Slow page dei Missionari della consolata

Soffrire, voce del verbo sperare

Una preghiera per scorgere la divinitá nella sofferenza

Hope

Canto. Il canto dell’amore – Isaia 43.

Guida. Iniziamo questa preghiera ringraziando il Signore per averci riuniti e per averci donato questo momento di raccoglimento per vivere appieno la Quaresima. Ci disponiamo a riflettere e lasciarci toccare il cuore dalla Parola.

Lettore 1. Dal Vangelo secondo Luca (23, 33-43)

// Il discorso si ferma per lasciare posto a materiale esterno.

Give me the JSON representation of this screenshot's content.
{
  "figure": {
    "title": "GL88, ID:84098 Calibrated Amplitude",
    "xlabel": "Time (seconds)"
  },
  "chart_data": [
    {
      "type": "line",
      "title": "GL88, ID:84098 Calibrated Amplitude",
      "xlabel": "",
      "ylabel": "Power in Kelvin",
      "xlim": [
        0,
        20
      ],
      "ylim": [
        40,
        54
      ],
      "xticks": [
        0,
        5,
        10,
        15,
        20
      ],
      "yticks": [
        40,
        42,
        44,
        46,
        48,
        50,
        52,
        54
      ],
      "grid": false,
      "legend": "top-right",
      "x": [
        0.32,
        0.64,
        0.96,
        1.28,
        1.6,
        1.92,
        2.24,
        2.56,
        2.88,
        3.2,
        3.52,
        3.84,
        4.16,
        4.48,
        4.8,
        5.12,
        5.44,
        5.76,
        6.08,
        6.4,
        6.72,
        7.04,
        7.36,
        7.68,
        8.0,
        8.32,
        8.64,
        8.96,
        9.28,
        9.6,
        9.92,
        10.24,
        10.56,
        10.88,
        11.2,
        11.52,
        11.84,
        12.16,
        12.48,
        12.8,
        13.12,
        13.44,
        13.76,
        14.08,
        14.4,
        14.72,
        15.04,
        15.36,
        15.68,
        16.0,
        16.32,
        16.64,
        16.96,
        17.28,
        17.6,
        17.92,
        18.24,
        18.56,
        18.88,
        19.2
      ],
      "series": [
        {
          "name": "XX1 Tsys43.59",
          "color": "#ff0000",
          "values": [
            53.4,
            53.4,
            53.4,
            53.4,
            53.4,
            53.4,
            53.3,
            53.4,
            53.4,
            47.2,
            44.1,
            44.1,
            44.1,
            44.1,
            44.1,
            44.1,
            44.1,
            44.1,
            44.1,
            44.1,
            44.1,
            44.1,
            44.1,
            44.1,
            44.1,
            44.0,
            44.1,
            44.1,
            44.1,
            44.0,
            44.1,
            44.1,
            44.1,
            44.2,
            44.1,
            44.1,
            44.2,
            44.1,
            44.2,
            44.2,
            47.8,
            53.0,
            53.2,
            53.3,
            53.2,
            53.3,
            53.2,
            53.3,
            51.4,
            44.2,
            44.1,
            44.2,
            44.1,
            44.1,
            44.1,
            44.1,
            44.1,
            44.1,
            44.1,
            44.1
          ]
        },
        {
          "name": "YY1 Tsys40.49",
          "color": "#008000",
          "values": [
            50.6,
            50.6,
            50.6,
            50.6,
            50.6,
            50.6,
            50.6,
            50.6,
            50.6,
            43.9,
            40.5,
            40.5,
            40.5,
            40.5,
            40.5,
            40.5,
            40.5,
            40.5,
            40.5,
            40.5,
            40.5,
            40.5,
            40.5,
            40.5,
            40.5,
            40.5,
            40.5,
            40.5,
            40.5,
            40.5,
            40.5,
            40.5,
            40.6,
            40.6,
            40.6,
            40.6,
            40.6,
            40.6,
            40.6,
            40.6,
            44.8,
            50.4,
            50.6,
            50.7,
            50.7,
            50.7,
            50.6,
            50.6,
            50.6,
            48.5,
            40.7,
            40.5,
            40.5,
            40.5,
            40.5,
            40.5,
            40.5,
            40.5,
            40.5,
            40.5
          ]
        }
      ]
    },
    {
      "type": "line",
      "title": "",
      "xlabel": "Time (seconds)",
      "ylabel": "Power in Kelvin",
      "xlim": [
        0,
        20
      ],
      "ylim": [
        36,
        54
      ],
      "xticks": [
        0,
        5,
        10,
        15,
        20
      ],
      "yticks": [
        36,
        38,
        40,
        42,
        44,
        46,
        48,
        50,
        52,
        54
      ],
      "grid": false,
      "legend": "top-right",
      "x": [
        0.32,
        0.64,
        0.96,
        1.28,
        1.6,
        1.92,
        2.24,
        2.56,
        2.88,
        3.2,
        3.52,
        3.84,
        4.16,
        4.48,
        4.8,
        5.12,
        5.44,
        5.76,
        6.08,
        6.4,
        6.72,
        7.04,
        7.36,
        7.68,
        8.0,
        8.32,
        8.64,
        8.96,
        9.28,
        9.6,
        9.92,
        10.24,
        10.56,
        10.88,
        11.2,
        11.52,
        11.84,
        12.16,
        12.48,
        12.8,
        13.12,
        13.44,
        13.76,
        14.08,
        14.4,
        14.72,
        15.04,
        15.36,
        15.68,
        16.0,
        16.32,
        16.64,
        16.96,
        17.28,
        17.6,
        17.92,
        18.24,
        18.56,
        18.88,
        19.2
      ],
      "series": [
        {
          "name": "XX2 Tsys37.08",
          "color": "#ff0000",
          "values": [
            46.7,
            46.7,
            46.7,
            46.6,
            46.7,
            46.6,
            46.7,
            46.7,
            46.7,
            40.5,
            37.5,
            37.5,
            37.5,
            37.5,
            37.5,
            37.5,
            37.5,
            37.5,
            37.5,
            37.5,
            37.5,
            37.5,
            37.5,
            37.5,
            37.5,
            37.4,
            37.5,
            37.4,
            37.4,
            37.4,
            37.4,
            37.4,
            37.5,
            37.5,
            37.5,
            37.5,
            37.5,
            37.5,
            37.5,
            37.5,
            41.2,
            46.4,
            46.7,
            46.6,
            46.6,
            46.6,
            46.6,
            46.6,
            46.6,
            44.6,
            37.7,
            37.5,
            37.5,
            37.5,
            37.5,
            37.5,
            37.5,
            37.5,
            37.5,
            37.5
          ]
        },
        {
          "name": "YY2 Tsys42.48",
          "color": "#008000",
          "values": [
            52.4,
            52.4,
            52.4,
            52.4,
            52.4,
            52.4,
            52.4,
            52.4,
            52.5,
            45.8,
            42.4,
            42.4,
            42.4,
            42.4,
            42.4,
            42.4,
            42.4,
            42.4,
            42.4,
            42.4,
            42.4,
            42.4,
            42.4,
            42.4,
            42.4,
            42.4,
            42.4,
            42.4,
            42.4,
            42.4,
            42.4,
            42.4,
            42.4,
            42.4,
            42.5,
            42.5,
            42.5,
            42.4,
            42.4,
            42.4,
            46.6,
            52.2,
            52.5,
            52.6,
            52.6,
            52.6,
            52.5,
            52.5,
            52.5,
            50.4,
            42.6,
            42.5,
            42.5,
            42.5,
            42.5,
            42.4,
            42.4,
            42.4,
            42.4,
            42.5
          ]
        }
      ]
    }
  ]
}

«Quando giunsero sul posto crocifissero lui e i due malfattori, uno a destra e l’altro a sinistra. […] Uno dei malfattori che erano stati crocifissi lo insultava: “Non sei forse tu il Cristo? Salva te stesso e anche noi!”. Ma l’altro lo rimproverava: “Non hai proprio nessun timore di Dio, tu che stai subendo la stessa condanna? Noi giustamente, perché riceviamo la giusta pena per le nostre azioni, lui invece non ha fatto nulla di male”. Poi aggiunse: “Gesù, ricordati di me, quando sarai nel tuo regno”. Gesù gli rispose: “In verità ti dico: oggi, sarai con me in paradiso”».

Migliaia di sfollati a causa delle inondazioni a Cap-Haïtien, Haiti. Photo Logan Abassi UN/MINUSTAH

Lettore 2. Siamo sempre stati abituati a lodare il buon ladrone e biasimare il cattivo, ma oggi vogliamo riflettere più a fondo sulle loro parole. Il Vangelo ci propone due persone distinte, ma a ben pensare i due condannati rispecchiano delle considerazioni alle quali tutti, dinanzi al dolore, ci abbandoniamo. Da una parte, riconosciamo la presenza di un Dio e di una vita oltre quella terrena. Dall’altra peró, come possiamo riporre le nostre speranze in un Dio disarmato e docile, mortale forse più degli uomini? Se anche Dio soffre, noi cosa possiamo sperare?
Se almeno lui si salvasse!

Lettore 3. Puó forse colpire come il ladrone chieda a Gesú di salvare prima se stesso, poi anche loro. Sembra che la fede in un Dio immortale e onnipotente sia quasi piú importante che la vita stessa. Per quest’uomo in punto di morte è più urgente credere in un dio-eroe a cui somigliare, che chiedere la salvezza immediata. D’altra parte, questo desiderio umano si riscontra in altri culti religiosi. Pensiamo ad esempio agli dèi greci: nessuno di loro ha mai conosciuto la vecchiaia, la sofferenza, il lutto, né tantomeno la morte. Ma Gesù non è come questi déi.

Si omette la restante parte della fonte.